AB 680 is no panacea. It doesn't address the imbalance between property taxes and sales taxes, which badly distorts planning. It doesn't address the chronic underassessment of commercial property, which dampens the incentive to use it efficiently and discourages infill. It would reward affluent cities such as Davis, which spurned large retail development, at the expense of poorer cities such as Woodland, which have welcomed it (January 23, 5:55 a.m. PST).

Finally, it wouldn't protect cities and counties against further legislative diversions of property tax revenues from local government to the state. It thus opens itself to the charge, by Chris McKenzie, executive director of the League of California Cities, among others, that "the state is again trying move our resources around." Assemblywoman Helen Thomson of Davis calls it a "top-down, heavy-handed state mandate."

But it's hardly the Sacramento tax-grab that some opponents accuse it of. If anything, the city of Sacramento, which supports the measure, now collects slightly more in sales taxes than the regional average.

Nor is it entirely true, as some critics charge, that "the state created the problem by starving the cities of their property taxes." Some of the cities that most vehemently oppose Steinberg's bill were not even incorporated until long after the "starvation" -- originally caused by voter initiative, not by the state -- was first imposed. Some incorporations were triggered by what their sponsors saw as a great opportunity to grab some lucrative shopping mall and thus turn their backs on their counties and on regional problems. Those were intended to be real tax-grabs.

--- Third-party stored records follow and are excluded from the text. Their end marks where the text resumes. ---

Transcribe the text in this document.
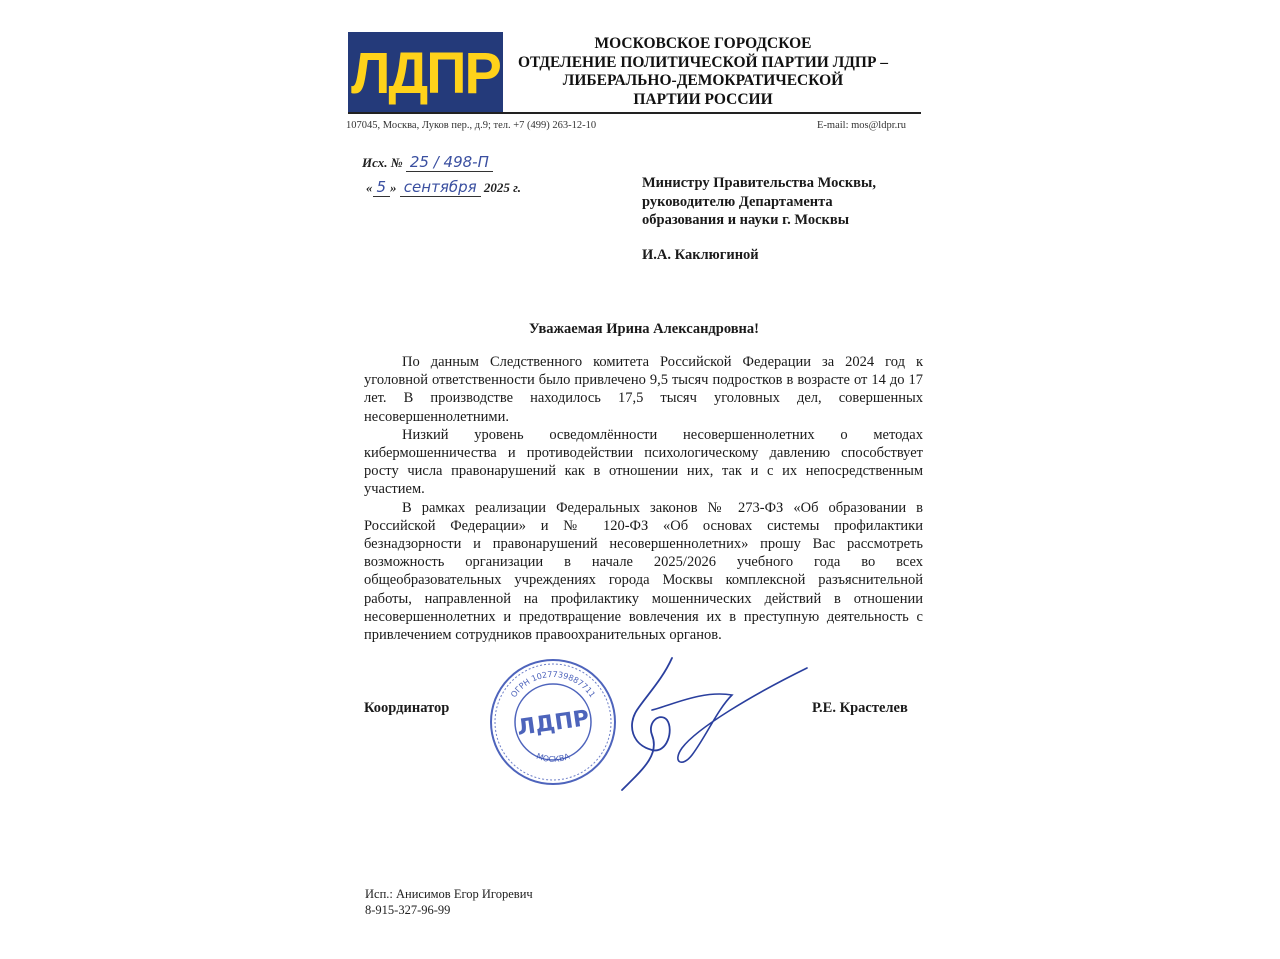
ЛДПР	МОСКОВСКОЕ ГОРОДСКОЕ
ОТДЕЛЕНИЕ ПОЛИТИЧЕСКОЙ ПАРТИИ ЛДПР –
ЛИБЕРАЛЬНО-ДЕМОКРАТИЧЕСКОЙ
ПАРТИИ РОССИИ
107045, Москва, Луков пер., д.9; тел. +7 (499) 263-12-10	E-mail: mos@ldpr.ru
Исх. № 25 / 498-П
« 5 » сентября 2025 г.	Министру Правительства Москвы,
руководителю Департамента
образования и науки г. Москвы
И.А. Каклюгиной
Уважаемая Ирина Александровна!

По данным Следственного комитета Российской Федерации за 2024 год к уголовной ответственности было привлечено 9,5 тысяч подростков в возрасте от 14 до 17 лет. В производстве находилось 17,5 тысяч уголовных дел, совершенных несовершеннолетними.

Низкий уровень осведомлённости несовершеннолетних о методах кибермошенничества и противодействии психологическому давлению способствует росту числа правонарушений как в отношении них, так и с их непосредственным участием.

В рамках реализации Федеральных законов № 273-ФЗ «Об образовании в Российской Федерации» и № 120-ФЗ «Об основах системы профилактики безнадзорности и правонарушений несовершеннолетних» прошу Вас рассмотреть возможность организации в начале 2025/2026 учебного года во всех общеобразовательных учреждениях города Москвы комплексной разъяснительной работы, направленной на профилактику мошеннических действий в отношении несовершеннолетних и предотвращение вовлечения их в преступную деятельность с привлечением сотрудников правоохранительных органов.

Координатор	Р.Е. Крастелев
ОГРН 1027739887711
МОСКВА
ЛДПР
Исп.: Анисимов Егор Игоревич
8-915-327-96-99
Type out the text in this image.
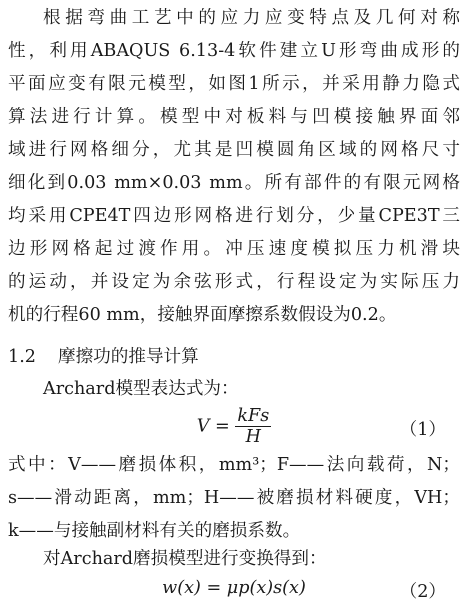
根据弯曲工艺中的应力应变特点及几何对称
性，利用ABAQUS 6.13-4软件建立U形弯曲成形的
平面应变有限元模型，如图1所示，并采用静力隐式
算法进行计算。模型中对板料与凹模接触界面邻
域进行网格细分，尤其是凹模圆角区域的网格尺寸
细化到0.03 mm×0.03 mm。所有部件的有限元网格
均采用CPE4T四边形网格进行划分，少量CPE3T三
边形网格起过渡作用。冲压速度模拟压力机滑块
的运动，并设定为余弦形式，行程设定为实际压力
机的行程60 mm，接触界面摩擦系数假设为0.2。
1.2 摩擦功的推导计算
Archard模型表达式为：
$V = \frac{\text{kFs}}{H}$	（1）
式中：V——磨损体积，mm³；F——法向载荷，N；
s——滑动距离，mm；H——被磨损材料硬度，VH；
k——与接触副材料有关的磨损系数。
对Archard磨损模型进行变换得到：
w(x) = μp(x)s(x)	（2）
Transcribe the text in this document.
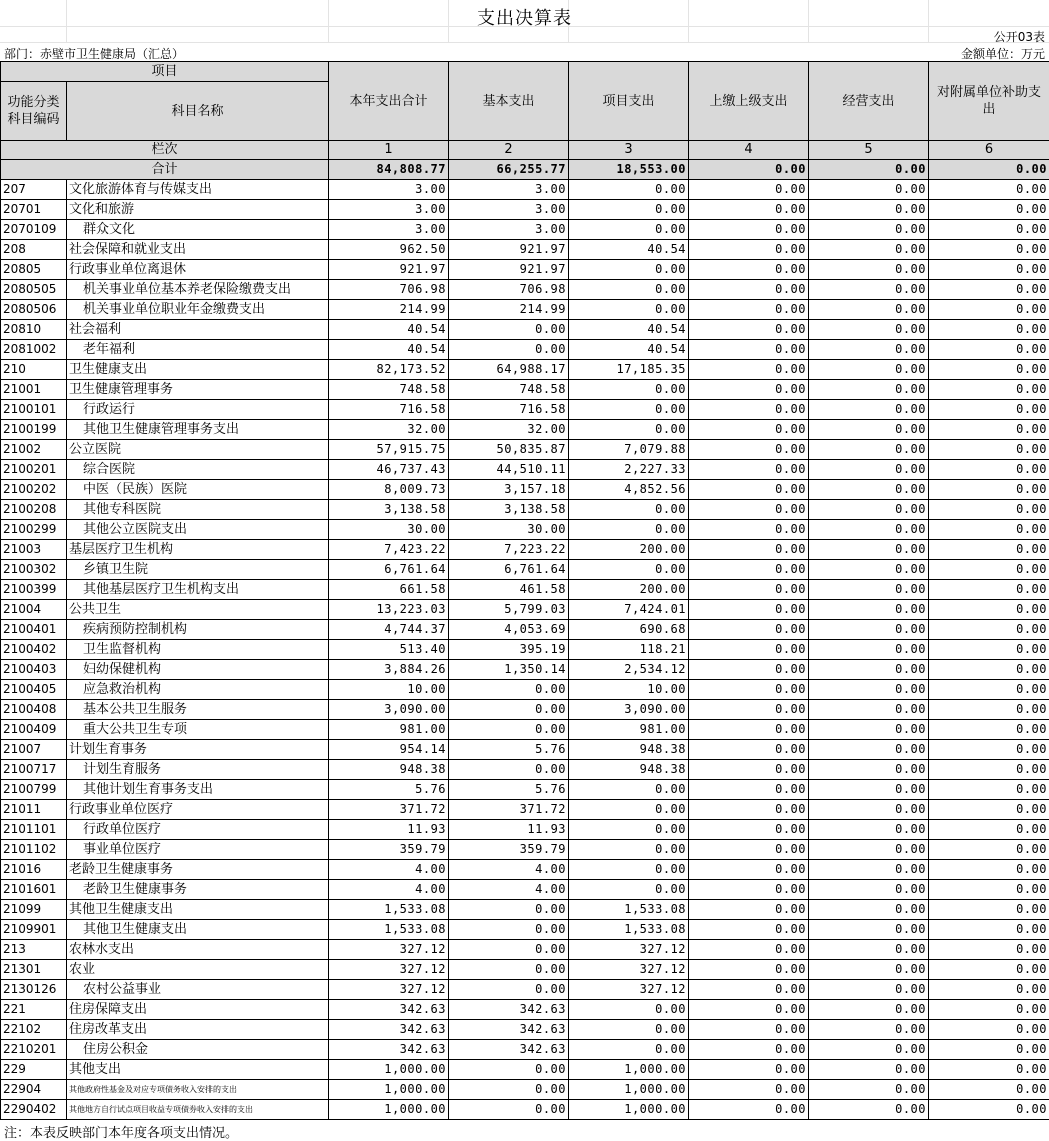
支出决算表
公开03表
部门：赤壁市卫生健康局（汇总）	金额单位：万元
项目		本年支出合计	基本支出	项目支出	上缴上级支出	经营支出	对附属单位补助支出
功能分类科目编码	科目名称						
栏次		1	2	3	4	5	6
合计		84,808.77	66,255.77	18,553.00	0.00	0.00	0.00
207	文化旅游体育与传媒支出	3.00	3.00	0.00	0.00	0.00	0.00
20701	文化和旅游	3.00	3.00	0.00	0.00	0.00	0.00
2070109	群众文化	3.00	3.00	0.00	0.00	0.00	0.00
208	社会保障和就业支出	962.50	921.97	40.54	0.00	0.00	0.00
20805	行政事业单位离退休	921.97	921.97	0.00	0.00	0.00	0.00
2080505	机关事业单位基本养老保险缴费支出	706.98	706.98	0.00	0.00	0.00	0.00
2080506	机关事业单位职业年金缴费支出	214.99	214.99	0.00	0.00	0.00	0.00
20810	社会福利	40.54	0.00	40.54	0.00	0.00	0.00
2081002	老年福利	40.54	0.00	40.54	0.00	0.00	0.00
210	卫生健康支出	82,173.52	64,988.17	17,185.35	0.00	0.00	0.00
21001	卫生健康管理事务	748.58	748.58	0.00	0.00	0.00	0.00
2100101	行政运行	716.58	716.58	0.00	0.00	0.00	0.00
2100199	其他卫生健康管理事务支出	32.00	32.00	0.00	0.00	0.00	0.00
21002	公立医院	57,915.75	50,835.87	7,079.88	0.00	0.00	0.00
2100201	综合医院	46,737.43	44,510.11	2,227.33	0.00	0.00	0.00
2100202	中医（民族）医院	8,009.73	3,157.18	4,852.56	0.00	0.00	0.00
2100208	其他专科医院	3,138.58	3,138.58	0.00	0.00	0.00	0.00
2100299	其他公立医院支出	30.00	30.00	0.00	0.00	0.00	0.00
21003	基层医疗卫生机构	7,423.22	7,223.22	200.00	0.00	0.00	0.00
2100302	乡镇卫生院	6,761.64	6,761.64	0.00	0.00	0.00	0.00
2100399	其他基层医疗卫生机构支出	661.58	461.58	200.00	0.00	0.00	0.00
21004	公共卫生	13,223.03	5,799.03	7,424.01	0.00	0.00	0.00
2100401	疾病预防控制机构	4,744.37	4,053.69	690.68	0.00	0.00	0.00
2100402	卫生监督机构	513.40	395.19	118.21	0.00	0.00	0.00
2100403	妇幼保健机构	3,884.26	1,350.14	2,534.12	0.00	0.00	0.00
2100405	应急救治机构	10.00	0.00	10.00	0.00	0.00	0.00
2100408	基本公共卫生服务	3,090.00	0.00	3,090.00	0.00	0.00	0.00
2100409	重大公共卫生专项	981.00	0.00	981.00	0.00	0.00	0.00
21007	计划生育事务	954.14	5.76	948.38	0.00	0.00	0.00
2100717	计划生育服务	948.38	0.00	948.38	0.00	0.00	0.00
2100799	其他计划生育事务支出	5.76	5.76	0.00	0.00	0.00	0.00
21011	行政事业单位医疗	371.72	371.72	0.00	0.00	0.00	0.00
2101101	行政单位医疗	11.93	11.93	0.00	0.00	0.00	0.00
2101102	事业单位医疗	359.79	359.79	0.00	0.00	0.00	0.00
21016	老龄卫生健康事务	4.00	4.00	0.00	0.00	0.00	0.00
2101601	老龄卫生健康事务	4.00	4.00	0.00	0.00	0.00	0.00
21099	其他卫生健康支出	1,533.08	0.00	1,533.08	0.00	0.00	0.00
2109901	其他卫生健康支出	1,533.08	0.00	1,533.08	0.00	0.00	0.00
213	农林水支出	327.12	0.00	327.12	0.00	0.00	0.00
21301	农业	327.12	0.00	327.12	0.00	0.00	0.00
2130126	农村公益事业	327.12	0.00	327.12	0.00	0.00	0.00
221	住房保障支出	342.63	342.63	0.00	0.00	0.00	0.00
22102	住房改革支出	342.63	342.63	0.00	0.00	0.00	0.00
2210201	住房公积金	342.63	342.63	0.00	0.00	0.00	0.00
229	其他支出	1,000.00	0.00	1,000.00	0.00	0.00	0.00
22904	其他政府性基金及对应专项债务收入安排的支出	1,000.00	0.00	1,000.00	0.00	0.00	0.00
2290402	其他地方自行试点项目收益专项债券收入安排的支出	1,000.00	0.00	1,000.00	0.00	0.00	0.00
注：本表反映部门本年度各项支出情况。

Steinberg himself wonders whether "the region is ready yet" for the collaboration that he hopes his bill would foster. Nor is there any certainty that the state as a whole is ready even for the marginal fix that AB 680 represents. Californians are willing to suffer long commutes if they can live in the detached homes most prefer. As the cliché goes, the only thing Californians like less than sprawl is density.

But even most of Steinberg's opponents acknowledge that AB 680 addresses an increasingly urgent set of problems resulting from the state's irrational tax and planning structure. In some places, moreover, local jurisdictions have taken the first steps toward regional cooperation to preserve open space.

But for the most part, the regionalism and smart growth that a lot of planners talk about are still more dreams than reality. Every year, there are 500,000 more of us in California. The longer we wait, the smaller the chances that we can do much about it. Every planning mistake we make is set in concrete.